In the Sverdlovsk and Buryatia regions in the Urals, which have not received financial support from Moscow to date, conditions are catastrophic, according to newspaper reports. The situation is especially critical in the southern Russian oblast Rostov, which directly borders Ukraine. Around 300,000 refugees are currently living there.
Refugees are granted the rights to the government’s meagre social welfare and to work in Russia only when they are officially accepted as refugees and given Russian citizenship. But this status is very difficult to obtain. In addition, many still plan to return home as quickly as possible.
To date, around one third have applied for refugee status, and only 33,000 have obtained it. Anna Kusnezova, who fled from Ukraine, told a Russian online newspaper that the federal migration service had convinced her not to apply for refugee status. “I was told that I had to prove that my life was seriously in danger in order to obtain refugee status. That is very difficult, almost impossible.”

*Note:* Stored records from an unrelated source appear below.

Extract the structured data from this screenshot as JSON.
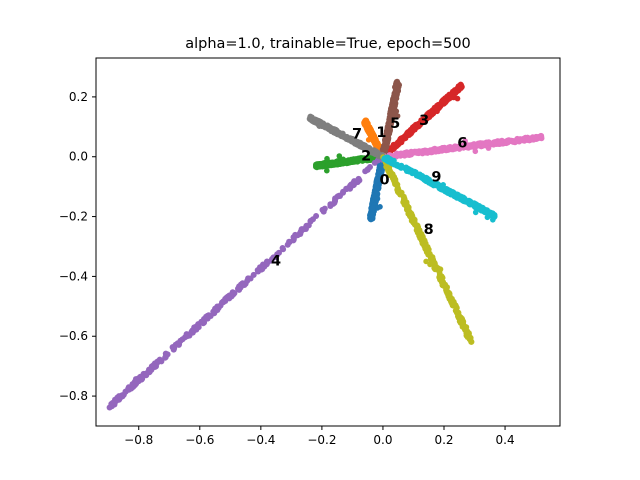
{
  "chart_data": {
    "type": "scatter",
    "title": "alpha=1.0, trainable=True, epoch=500",
    "xlabel": "",
    "ylabel": "",
    "xlim": [
      -0.94,
      0.58
    ],
    "ylim": [
      -0.9,
      0.33
    ],
    "xticks": [
      -0.8,
      -0.6,
      -0.4,
      -0.2,
      0.0,
      0.2,
      0.4
    ],
    "xtick_labels": [
      "−0.8",
      "−0.6",
      "−0.4",
      "−0.2",
      "0.0",
      "0.2",
      "0.4"
    ],
    "yticks": [
      -0.8,
      -0.6,
      -0.4,
      -0.2,
      0.0,
      0.2
    ],
    "ytick_labels": [
      "−0.8",
      "−0.6",
      "−0.4",
      "−0.2",
      "0.0",
      "0.2"
    ],
    "grid": false,
    "legend": "none",
    "series": [
      {
        "label": "0",
        "color": "#1f77b4",
        "end": [
          -0.04,
          -0.21
        ],
        "label_pos": [
          0.005,
          -0.08
        ]
      },
      {
        "label": "1",
        "color": "#ff7f0e",
        "end": [
          -0.06,
          0.12
        ],
        "label_pos": [
          -0.005,
          0.08
        ]
      },
      {
        "label": "2",
        "color": "#2ca02c",
        "end": [
          -0.22,
          -0.03
        ],
        "label_pos": [
          -0.055,
          0.0
        ]
      },
      {
        "label": "3",
        "color": "#d62728",
        "end": [
          0.26,
          0.24
        ],
        "label_pos": [
          0.135,
          0.12
        ]
      },
      {
        "label": "4",
        "color": "#9467bd",
        "end": [
          -0.9,
          -0.84
        ],
        "label_pos": [
          -0.35,
          -0.35
        ]
      },
      {
        "label": "5",
        "color": "#8c564b",
        "end": [
          0.05,
          0.25
        ],
        "label_pos": [
          0.04,
          0.11
        ]
      },
      {
        "label": "6",
        "color": "#e377c2",
        "end": [
          0.52,
          0.065
        ],
        "label_pos": [
          0.26,
          0.045
        ]
      },
      {
        "label": "7",
        "color": "#7f7f7f",
        "end": [
          -0.24,
          0.13
        ],
        "label_pos": [
          -0.085,
          0.075
        ]
      },
      {
        "label": "8",
        "color": "#bcbd22",
        "end": [
          0.29,
          -0.62
        ],
        "label_pos": [
          0.15,
          -0.245
        ]
      },
      {
        "label": "9",
        "color": "#17becf",
        "end": [
          0.37,
          -0.2
        ],
        "label_pos": [
          0.175,
          -0.07
        ]
      }
    ]
  }
}
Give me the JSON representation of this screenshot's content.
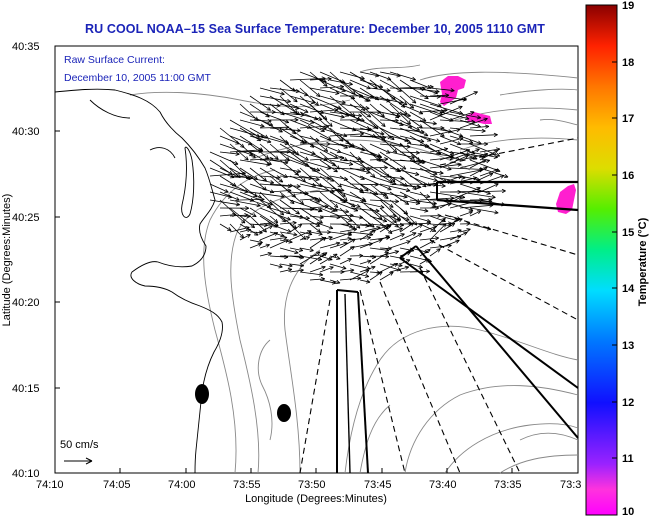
{
  "title": "RU COOL   NOAA–15  Sea Surface Temperature:  December 10, 2005 1110 GMT",
  "legend": {
    "line1": "Raw Surface Current:",
    "line2": "December 10, 2005 11:00 GMT",
    "scale_label": "50 cm/s"
  },
  "axes": {
    "xlabel": "Longitude (Degrees:Minutes)",
    "ylabel": "Latitude (Degrees:Minutes)",
    "x_ticks": [
      "74:10",
      "74:05",
      "74:00",
      "73:55",
      "73:50",
      "73:45",
      "73:40",
      "73:35",
      "73:3"
    ],
    "y_ticks": [
      "40:35",
      "40:30",
      "40:25",
      "40:20",
      "40:15",
      "40:10"
    ]
  },
  "colorbar": {
    "label": "Temperature (°C)",
    "ticks": [
      "19",
      "18",
      "17",
      "16",
      "15",
      "14",
      "13",
      "12",
      "11",
      "10"
    ],
    "range": [
      10,
      19
    ]
  },
  "colors": {
    "title": "#1b24b8",
    "sst_patch": "#ff1fcf"
  },
  "chart_data": {
    "type": "vector-map",
    "title": "RU COOL NOAA-15 Sea Surface Temperature: December 10, 2005 1110 GMT",
    "xlabel": "Longitude (Degrees:Minutes)",
    "ylabel": "Latitude (Degrees:Minutes)",
    "xlim": [
      "74:10",
      "73:30"
    ],
    "ylim": [
      "40:10",
      "40:35"
    ],
    "colorbar_range_c": [
      10,
      19
    ],
    "vector_scale": "50 cm/s",
    "sst_patches": [
      "pink patch near 73:42W 40:32N",
      "pink patch near 73:37W 40:30N",
      "pink patch near 73:30W 40:26N"
    ]
  }
}
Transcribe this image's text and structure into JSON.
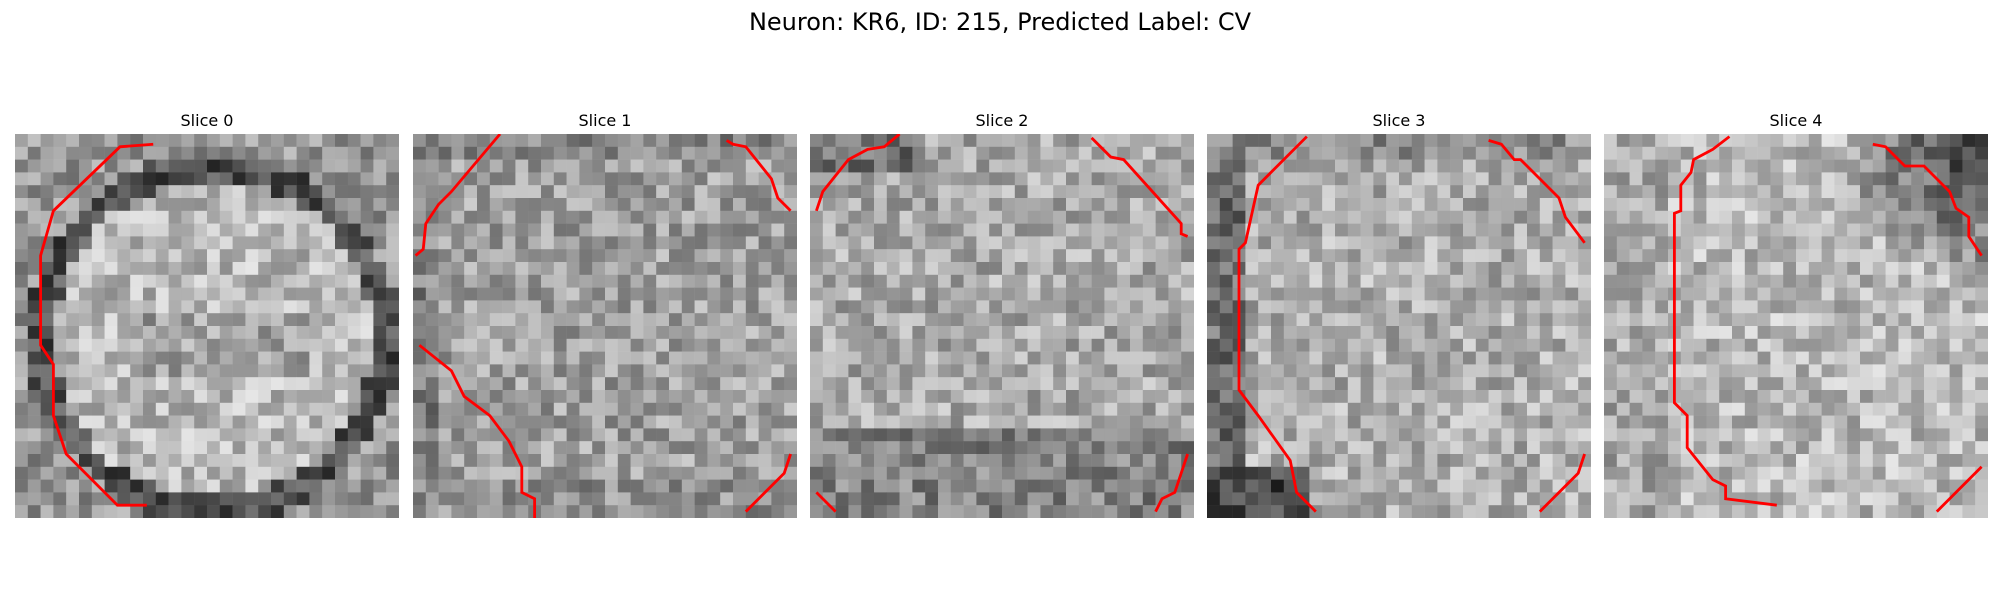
{
  "figure": {
    "title": "Neuron: KR6, ID: 215, Predicted Label: CV"
  },
  "colors": {
    "contour": "#ff0000",
    "background": "#ffffff"
  },
  "panels": [
    {
      "title": "Slice 0"
    },
    {
      "title": "Slice 1"
    },
    {
      "title": "Slice 2"
    },
    {
      "title": "Slice 3"
    },
    {
      "title": "Slice 4"
    }
  ]
}
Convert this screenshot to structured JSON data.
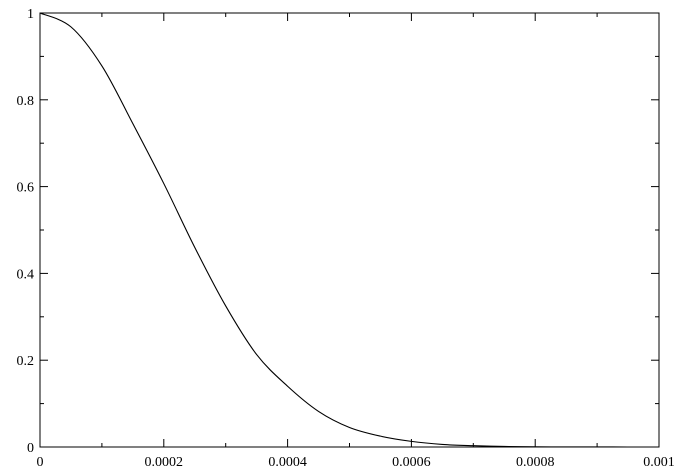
{
  "chart_data": {
    "type": "line",
    "title": "",
    "xlabel": "",
    "ylabel": "",
    "xlim": [
      0,
      0.001
    ],
    "ylim": [
      0,
      1
    ],
    "grid": false,
    "x_ticks": [
      {
        "value": 0,
        "label": "0"
      },
      {
        "value": 0.0002,
        "label": "0.0002"
      },
      {
        "value": 0.0004,
        "label": "0.0004"
      },
      {
        "value": 0.0006,
        "label": "0.0006"
      },
      {
        "value": 0.0008,
        "label": "0.0008"
      },
      {
        "value": 0.001,
        "label": "0.001"
      }
    ],
    "x_minor_ticks": [
      0.0001,
      0.0003,
      0.0005,
      0.0007,
      0.0009
    ],
    "y_ticks": [
      {
        "value": 0,
        "label": "0"
      },
      {
        "value": 0.2,
        "label": "0.2"
      },
      {
        "value": 0.4,
        "label": "0.4"
      },
      {
        "value": 0.6,
        "label": "0.6"
      },
      {
        "value": 0.8,
        "label": "0.8"
      },
      {
        "value": 1,
        "label": "1"
      }
    ],
    "y_minor_ticks": [
      0.1,
      0.3,
      0.5,
      0.7,
      0.9
    ],
    "series": [
      {
        "color": "#000000",
        "x": [
          0,
          5e-05,
          0.0001,
          0.00015,
          0.0002,
          0.00025,
          0.0003,
          0.00035,
          0.0004,
          0.00045,
          0.0005,
          0.00055,
          0.0006,
          0.00065,
          0.0007,
          0.00075,
          0.0008,
          0.00085,
          0.0009,
          0.00095,
          0.001
        ],
        "y": [
          1.0,
          0.968,
          0.878,
          0.745,
          0.607,
          0.46,
          0.325,
          0.213,
          0.14,
          0.082,
          0.045,
          0.025,
          0.013,
          0.006,
          0.003,
          0.0013,
          0.0005,
          0.0002,
          0.0001,
          3e-05,
          0.0
        ]
      }
    ]
  }
}
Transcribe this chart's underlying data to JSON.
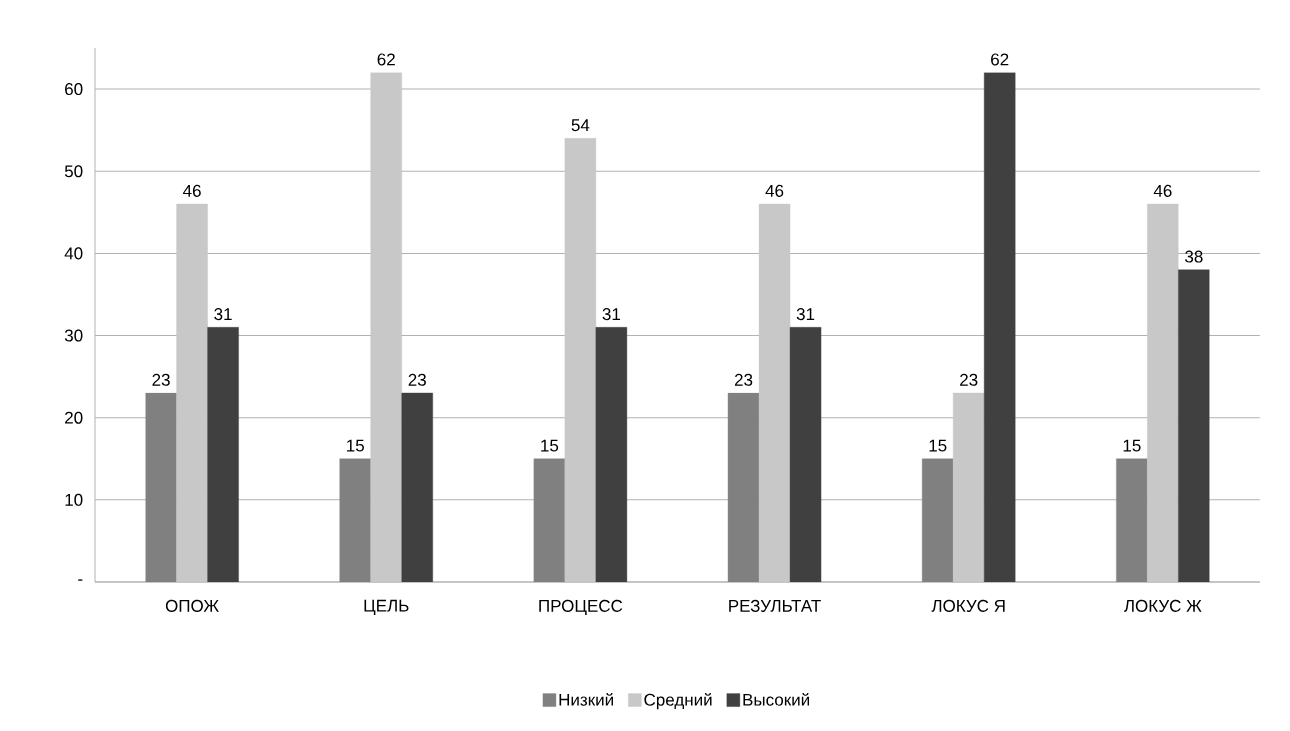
{
  "chart_data": {
    "type": "bar",
    "categories": [
      "ОПОЖ",
      "ЦЕЛЬ",
      "ПРОЦЕСС",
      "РЕЗУЛЬТАТ",
      "ЛОКУС Я",
      "ЛОКУС Ж"
    ],
    "series": [
      {
        "name": "Низкий",
        "color": "#808080",
        "values": [
          23,
          15,
          15,
          23,
          15,
          15
        ]
      },
      {
        "name": "Средний",
        "color": "#c8c8c8",
        "values": [
          46,
          62,
          54,
          46,
          23,
          46
        ]
      },
      {
        "name": "Высокий",
        "color": "#404040",
        "values": [
          31,
          23,
          31,
          31,
          62,
          38
        ]
      }
    ],
    "ylim": [
      0,
      65
    ],
    "yticks": [
      {
        "value": 0,
        "label": "-"
      },
      10,
      20,
      30,
      40,
      50,
      60
    ],
    "grid": "y",
    "legend": "bottom",
    "data_labels": true
  }
}
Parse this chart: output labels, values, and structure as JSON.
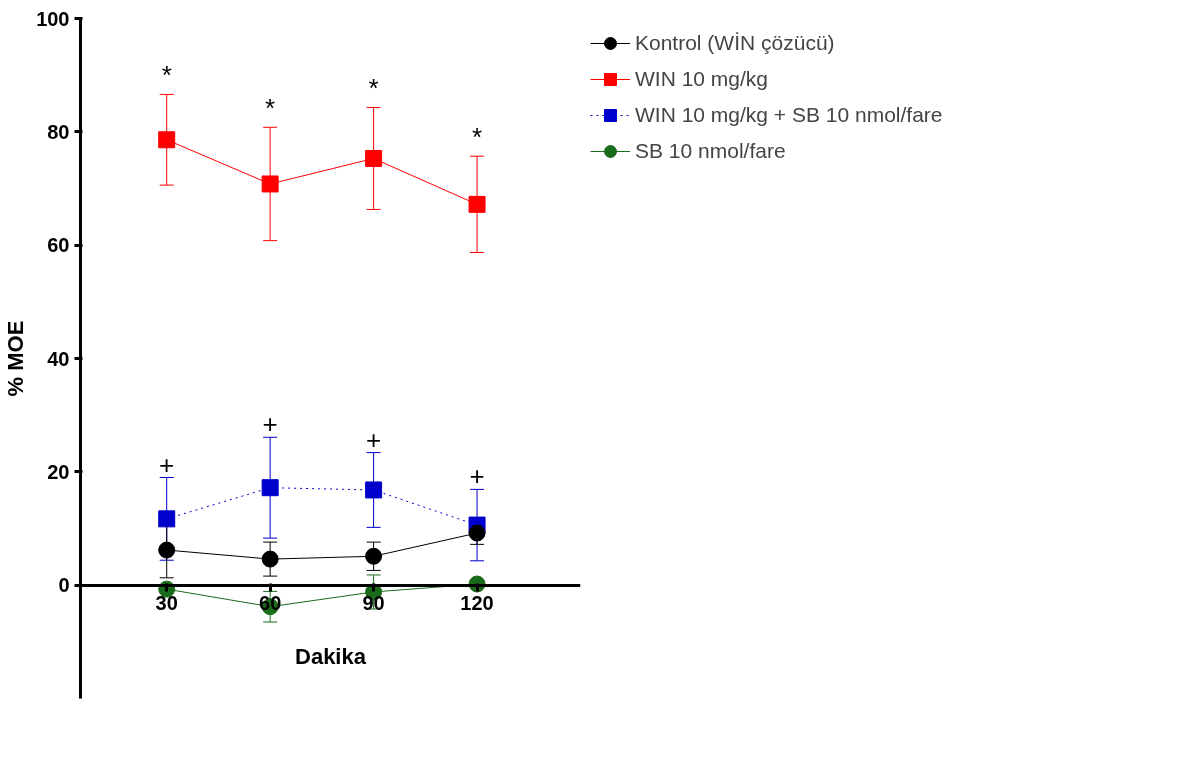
{
  "chart_data": {
    "type": "line",
    "xlabel": "Dakika",
    "ylabel": "% MOE",
    "x": [
      30,
      60,
      90,
      120
    ],
    "xlim": [
      5,
      150
    ],
    "xticks": [
      30,
      60,
      90,
      120
    ],
    "ylim": [
      -20,
      100
    ],
    "yticks": [
      0,
      20,
      40,
      60,
      80,
      100
    ],
    "grid": false,
    "legend": "top right",
    "series": [
      {
        "name": "Kontrol (WİN çözücü)",
        "color": "#000000",
        "marker": "circle",
        "line_style": "solid",
        "values": [
          6.2,
          4.6,
          5.1,
          9.2
        ],
        "errors": [
          4.9,
          3.0,
          2.5,
          2.0
        ]
      },
      {
        "name": "WIN 10 mg/kg",
        "color": "#ff0000",
        "marker": "square",
        "line_style": "solid",
        "values": [
          78.6,
          70.8,
          75.3,
          67.2
        ],
        "errors": [
          8.0,
          10.0,
          9.0,
          8.5
        ]
      },
      {
        "name": "WIN 10 mg/kg + SB 10 nmol/fare",
        "color": "#0000cc",
        "marker": "square",
        "line_style": "dotted",
        "values": [
          11.7,
          17.2,
          16.8,
          10.6
        ],
        "errors": [
          7.3,
          8.9,
          6.6,
          6.3
        ]
      },
      {
        "name": "SB 10 nmol/fare",
        "color": "#1a6b1a",
        "marker": "circle",
        "line_style": "solid",
        "values": [
          -0.7,
          -3.8,
          -1.2,
          0.2
        ],
        "errors": [
          null,
          2.7,
          3.0,
          null
        ]
      }
    ],
    "annotations": [
      "*",
      "*",
      "*",
      "*",
      "+",
      "+",
      "+",
      "+"
    ]
  }
}
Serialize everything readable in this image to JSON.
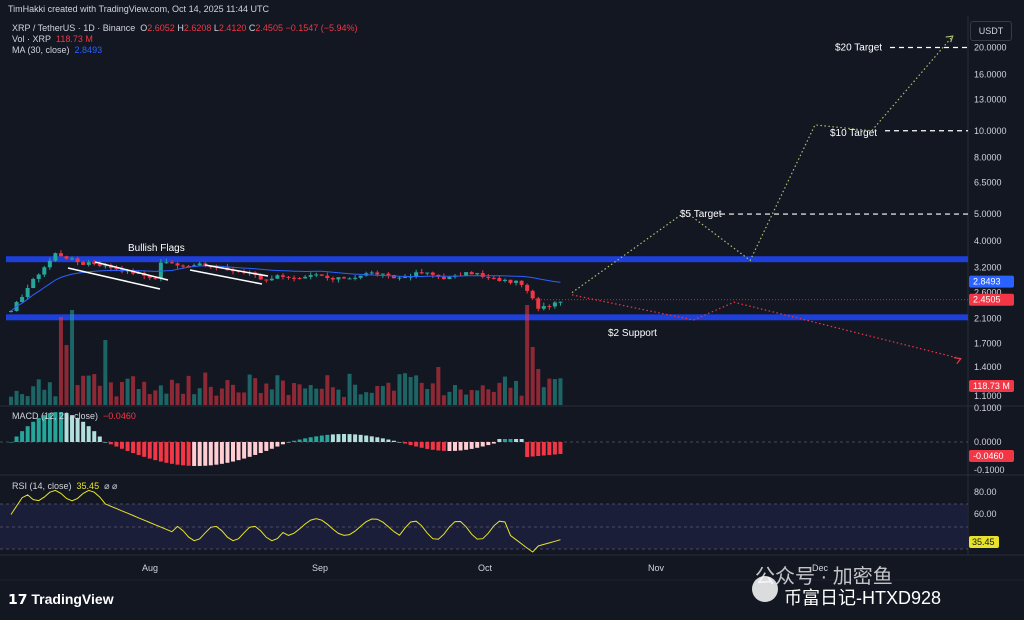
{
  "header": {
    "caption": "TimHakki created with TradingView.com, Oct 14, 2025 11:44 UTC"
  },
  "legend": {
    "symbol": "XRP / TetherUS · 1D · Binance",
    "ohlc": {
      "O": "O",
      "o_val": "2.6052",
      "H": "H",
      "h_val": "2.6208",
      "L": "L",
      "l_val": "2.4120",
      "C": "C",
      "c_val": "2.4505",
      "chg": "−0.1547 (−5.94%)"
    },
    "vol_label": "Vol · XRP",
    "vol_val": "118.73 M",
    "ma_label": "MA (30, close)",
    "ma_val": "2.8493"
  },
  "currency_button": "USDT",
  "macd_legend": {
    "label": "MACD (12, 26, close)",
    "val": "−0.0460"
  },
  "rsi_legend": {
    "label": "RSI (14, close)",
    "val": "35.45",
    "extra": "⌀ ⌀"
  },
  "brand": "TradingView",
  "watermark": {
    "line1": "公众号 · 加密鱼",
    "line2": "币富日记-HTXD928"
  },
  "colors": {
    "up": "#26a69a",
    "down": "#f23645",
    "ma": "#2962ff",
    "zone": "#1e3fd8",
    "target": "#ffffff",
    "bull_path": "#a6c36f",
    "bear_path": "#f23645"
  },
  "chart_data": {
    "type": "candlestick",
    "title": "XRP / TetherUS · 1D · Binance",
    "y_scale": "log",
    "price_ticks": [
      "20.0000",
      "16.0000",
      "13.0000",
      "10.0000",
      "8.0000",
      "6.5000",
      "5.0000",
      "4.0000",
      "3.2000",
      "2.6000",
      "2.1000",
      "1.7000",
      "1.4000",
      "1.1000"
    ],
    "time_ticks": [
      "Aug",
      "Sep",
      "Oct",
      "Nov",
      "Dec"
    ],
    "last_price": "2.4505",
    "ma_value": "2.8493",
    "volume_last": "118.73 M",
    "support_zones": [
      {
        "low": 2.1,
        "high": 2.17
      },
      {
        "low": 3.4,
        "high": 3.52
      }
    ],
    "annotations": {
      "bullish_flags": "Bullish Flags",
      "support": "$2 Support",
      "target_5": "$5 Target",
      "target_10": "$10 Target",
      "target_20": "$20 Target"
    },
    "targets": [
      5,
      10,
      20
    ],
    "bull_projection": [
      [
        0,
        2.6
      ],
      [
        14,
        5.1
      ],
      [
        22,
        3.4
      ],
      [
        30,
        10.5
      ],
      [
        37,
        10.0
      ],
      [
        47,
        22.0
      ]
    ],
    "bear_projection": [
      [
        0,
        2.55
      ],
      [
        15,
        2.07
      ],
      [
        20,
        2.4
      ],
      [
        48,
        1.5
      ]
    ],
    "macd": {
      "value": "−0.0460",
      "ticks": [
        "0.1000",
        "0.0000",
        "-0.0460",
        "-0.1000"
      ]
    },
    "rsi": {
      "value": "35.45",
      "ticks": [
        "80.00",
        "60.00",
        "35.45"
      ]
    }
  }
}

Russian companies are seizing upon the insecure position of the refugees to intensify their exploitation. A father of a five-member family from Krammatorsk that found refuge in Moscow reported to the Argumenty i Fakty newspaper that he had worked at a job for four days without pay. Ukrainian migrants have been exposed to similarly criminal exploitation as immigrants from Central Asia and the Caucasus.
But even with refugee status, most Ukrainian workers receive poverty wages like their Russian counterparts. When a Ukrainian refugee turned down a job paying 15,000 rubles (around €300) per month and demanded a wage of 40,000 rubles (€800), local and national newspapers attacked the Ukrainian refugees.
Pravda wrote angrily, “There have been cases where refugees from Ukraine have made demands which do not correspond to the status of a refugee, for example, that he should be provided with an apartment, and a job with a wage of 40,000 rubles, and so forth. People who have just been rescued from the fire of war do not behave like that.”
Pravda and other newspapers are attempting to incite the Russian population against the Ukrainian refugees, who are allegedly receiving a lot of money from the state. They are seeking to drive a wedge between the Russian workers, the vast majority of whom live in terrible poverty, and the Ukrainian refugees. Politicians from the right-wing LDPR and Stalinist Communist Party have also expressed themselves in similar terms.
At the same time, authorities in several regions are using the refugee crisis to impose cuts long in the making. In the oblasts Ivanovo and Saratov, the refugees’ plight was used as a pretext to “optimise” three children’s homes, a euphemism for their closure.